= Public Suffix List =

Catalog of Internet domain names
The Public Suffix List (PSL) is a community-maintained list of rules that describes the internet domain name suffixes under which independent organisations can register their own sites. Entries on the list are referred to as effective top-level domains (eTLDs), and contain commonly used suffixes like com, net and co.uk, as well as private suffixes like appspot.com and github.io.
The Mozilla Foundation created the PSL for the security and privacy policies of the Firefox web browser, but it is widely used in many different internet technologies with varying success, under the Mozilla Public License (MPL). The list has been shown to have numerous issues to do with privacy and security, mostly caused by applications using outdated versions.

==List==
A copy of the list is stored by all modern browsers, including Firefox, Chrome and Opera. They use it for features such as allowing cookie registration, detecting domain names in the address bar and site grouping. It is also used in many other tools such as cURL. Services like Let's Encrypt and Cloudflare are known to use it for per-site rate limiting.

According to Mozilla,

A "public suffix" is one under which Internet users can (or historically could) directly register names. Some examples of public suffixes are com, co.uk and pvt.k12.ma.us. The Public Suffix List is a list of all known public suffixes.
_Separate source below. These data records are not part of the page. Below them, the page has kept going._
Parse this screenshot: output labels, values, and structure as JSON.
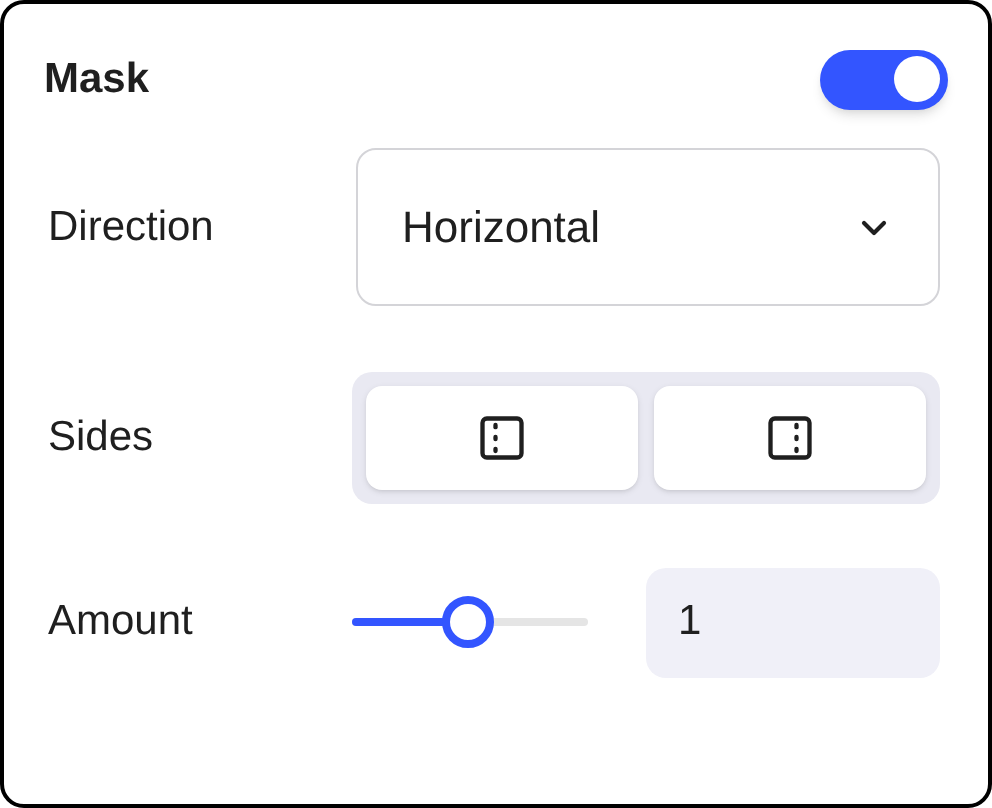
{
  "title": "Mask",
  "toggle": {
    "on": true
  },
  "rows": [
    {
      "kind": "select",
      "label": "Direction",
      "value": "Horizontal"
    },
    {
      "kind": "sides",
      "label": "Sides",
      "options": [
        {
          "kind": "left",
          "selected": true
        },
        {
          "kind": "right",
          "selected": true
        }
      ]
    },
    {
      "kind": "slider",
      "label": "Amount",
      "level": 0.49,
      "value": "1"
    }
  ]
}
While com, uk, and us are top-level domains (TLDs), Internet users cannot always register the next level of domain, such as "co.uk" or "wy.us", because these may be controlled by domain registrars. By contrast, users can register second level domains within com, such as example.com, because registrars control only the top level. The Public Suffix List is intended to enumerate all domain suffixes controlled by registrars, as well as those controlled privately such as github.io.

An internet site consists of the online resources which can be controlled by the registrant of a domain name. That includes resources available via the domain and all its sub-domains. Two domains are related if they are in the same site, i.e. they share a suffix that is not included in the Public Suffix List.

Security issues like a same-site attack can arise if the Public Suffix List is incorrect, or if browsers or sites are not properly configured.

Some uses for the list are:
- Avoiding "supercookies", HTTP cookies set by related-domain attackers for high-level domain name suffixes. In other words, a page at foo.example.co.uk might normally have access to cookies at bar.example.co.uk, but example.co.uk should be walled off from cookies at example2.co.uk, to prevent a same-site attack, since the latter two domains could be registered by different owners.
- Finding DMARC policy records for email subdomains.
- Highlighting the most important part of a domain name in the user interface.
- Improving the sorting of browser history entries by site.

== Issues ==
The PSL has been seen as a tool for a variety of goals related to security, privacy, usability and resource management which can be in tension with each other, leading to maintenance difficulties and operational challenges. Ideas for effective approaches such as dbound, HTTP State Tokens and First Party Sets have been explored without consensus yet on good alternatives.

In 2021, privacy enhancements in iOS 14.5 related to Apple's Identifier for Advertisers and unclear guidance from Facebook led to a flood of inappropriate requests for domains to be added to the Public Suffix List.

== Usage ==
The Public Suffix List is used in software such as the following:

- Cloudflare - Cloudflare utilises the list in order to restrict adding subdomains as zones.
- Google Chrome - Chrome uses the list to handle cookies properly in order to prevent super cookie creation on public suffixes.
- Firefox - Firefox uses the list to handle cookies effectively, along with the URL highlighting of root domains.